Family Law Week judgment summary: Re E (A Child – Application to Discharge Care Order – Failures of Local Authority) [2025] EWFC 223 (B)

13 October 2025

Robert Sharp summarises a judgment for Family Law Week about a child's application to discharge a care order granted 10 months earlier. The court dismissed the application and maintained the order. However in doing so the judge made pointed comments about the local authority’s failures to implement the agreed care plan.

The judge reviewed the legal authorities about the court’s oversight of care placements, once a final order has been made.

The judgment is salutary reading for those working in social care and those representing looked after children.

Background to the proceedings in Re E (A Child – Application to Discharge Care Order – Failures of Local Authority)

The proceedings concerned a child referred pseudonymously as ‘Emi’. Since 2023, Emi had been in foster care: first on an interim order. Then a final order was made in May 2024.

Emi had grown up in a household where domestic and sexual abuse perpetrated by Emi’s father, from whom their mother was unwilling or unable to fully disassociate.

The final order to place Emi in foster care was made on the basis that they would be at risk of harm if they returned to live at home.

At the judge’s invitation, the local authority amended its care plan to provide therapeutic support for Emi, including a promise that ‘in house’ or privately funded therapy would be available to mitigate the CAMHS waiting lists. The judge then made a final order placing Emi in foster care.

Regrettably, following the order, most of the care plan was not implemented.

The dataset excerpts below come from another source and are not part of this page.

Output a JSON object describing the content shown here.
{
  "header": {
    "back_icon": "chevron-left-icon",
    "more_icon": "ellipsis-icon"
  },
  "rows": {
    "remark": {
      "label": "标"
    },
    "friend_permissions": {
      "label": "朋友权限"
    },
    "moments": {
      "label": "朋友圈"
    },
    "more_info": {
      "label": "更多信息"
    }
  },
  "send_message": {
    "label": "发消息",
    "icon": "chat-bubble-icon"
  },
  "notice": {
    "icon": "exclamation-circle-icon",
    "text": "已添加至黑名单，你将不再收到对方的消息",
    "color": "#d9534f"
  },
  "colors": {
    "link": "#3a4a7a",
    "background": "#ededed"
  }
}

Reviewing the authorities, HHJ Earley noted that it was not the court’s role to intervene in a child’s care, once a final order had been made.

However, this judgment reminds practitioners and legal counsel within local authorities that failure to perform simple, low-cost reviews can lead to catastrophic outcomes if crucial interventions are not made in a timely fashion. The litigation that such failings produce is costly and avoidable. Policies and processes should include ‘fail safes’ in this regard.

Also this judgment provides practical guidance to practitioners acting for those who the subject of a care order. While Re S and Re W precludes applications for specific performance of individual elements in a care plan, this case shows that the blunt instrument of a section 39 application is still available to those dissatisfied with how the care plan is being implemented.